365 Films
Entry #68
Clockers (1995)
Directed by Spike Lee
One of my
favorite “Fuck Yeah, Spike” moments comes from the Do The Right Thing Criterion
DVD extras Some obnoxious stooge
masquerading as a journalist asks Mr. Lee why he chose not to portray the
rampant crack epidemic that “obviously” would have ravaged the Bed-Stuy
neighborhood from his film. He
answers the question with a question, (and I’m paraphrasing here) “Did you ask
the people who made Working Girl why there is no cocaine in their film?” A critic (I think it was Glenn Kenny’s
review of 25th Hour) once wrote that if Spike Lee ever made a
“perfect” film then it wouldn’t be worth watching. There is a line of reasoning in that assessment that is less
apologizing for Lee’s frequent indulgences and more asking us to give Mr. Lee
the respect of at least trying to figure out why he makes a particular choice
in his films. In my opinion, he
deserves that at least. This is
the thought that buzzed through my mind as I was re-watching Clockers, his 1995 adaptation of the
Richard Price novel. I vividly remember
seeing this in the theaters when I was eleven but the only characteristic that
lodged in my mind was the murder-mystery-police procedural aspect of it. What I had clearly forgotten was what a
great hang out movie Spike Lee had concocted.

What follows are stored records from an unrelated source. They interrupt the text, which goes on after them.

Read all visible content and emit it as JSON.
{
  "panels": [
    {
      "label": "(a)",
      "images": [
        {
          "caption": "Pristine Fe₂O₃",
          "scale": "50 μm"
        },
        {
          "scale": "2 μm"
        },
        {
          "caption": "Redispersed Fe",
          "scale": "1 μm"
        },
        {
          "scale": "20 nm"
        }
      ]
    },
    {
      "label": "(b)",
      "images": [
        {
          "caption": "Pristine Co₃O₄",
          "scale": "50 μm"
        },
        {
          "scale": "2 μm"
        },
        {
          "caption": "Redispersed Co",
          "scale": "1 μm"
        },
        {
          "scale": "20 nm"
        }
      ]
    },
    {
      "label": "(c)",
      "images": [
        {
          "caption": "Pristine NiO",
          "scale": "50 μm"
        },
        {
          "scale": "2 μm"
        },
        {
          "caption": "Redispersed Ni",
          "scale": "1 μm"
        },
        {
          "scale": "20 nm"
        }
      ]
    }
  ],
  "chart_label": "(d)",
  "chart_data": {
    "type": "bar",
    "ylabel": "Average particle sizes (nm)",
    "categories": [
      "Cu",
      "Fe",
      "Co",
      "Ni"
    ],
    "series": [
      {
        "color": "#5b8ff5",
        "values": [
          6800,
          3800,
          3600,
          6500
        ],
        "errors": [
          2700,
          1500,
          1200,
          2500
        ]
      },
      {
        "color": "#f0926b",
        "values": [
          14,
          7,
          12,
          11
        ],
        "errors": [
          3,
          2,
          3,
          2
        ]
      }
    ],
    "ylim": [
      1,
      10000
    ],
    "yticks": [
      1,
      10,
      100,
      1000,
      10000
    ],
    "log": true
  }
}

I’m not sure of the exact definition of a hang out movie but
to my mind, it best describes a piece where the pleasure of enjoying a group of
people sitting around and shooting the shit is worth the price of admission
alone. I don’t mean to simplify my
description of Clockers as some sort of light hearted romp, the film has plenty
of grim observations on its mind, but there is a gentle humanity running
through the way Lee and Price depict the ordinary lives of their
characters. Mekhi Phifer’s Strike
for instance is perhaps the only drug dealer in movie history most aptly
described as a distant relative of Charlie Brown. In fact, most of the film’s humor comes from the dismayed
and “good grief” type reactions splashed across Strike’s face as his various
conflicts begin to pile on top of one another. There are few other filmmakers working right now and back
then who would have made such a bold choice with a character who could have
very easily slipped into the void of hackneyed cliché. This is also one of the very few Spike
Lee movies (and nothing against those that practice this particular technique),
where the film does not stop dead in its tracks for a character to deliver a
politically charged soliloquy that sounds like an Op-Ed piece written by Mr.
Lee. Like his best films, the
critiques on the prejudices and horrifying institutional indifference of this
country towards young Black men are told more from an observant point of
view. Strike is definitely the
victim of his circumstances but in a lot of ways he’s also the perpetrator. His anguished pleas for “Mommy” at the
end of the film when he gets the beat down that had been promised to him since
the very beginning are at once pathetic and subtly moving. Lee has always been fascinated by the
way people operate within and without their particular ancestral groups, and
there isn’t a city on this planet where this happens with more urgency and
velocity than in New York. Yet so often
these portraits are saddled with simplified descriptive terms that reduce them bullet
points through which people may argue their own opinions with Mr. Lee. Clockers is a deeply rich and full
bodied retort to the blatant cynicism on display from the homicide detectives
when handling one of the many corpses that comes across their path. Mr. Lee asks us to look past the flat
chalk outline and see the genuine human being it once was.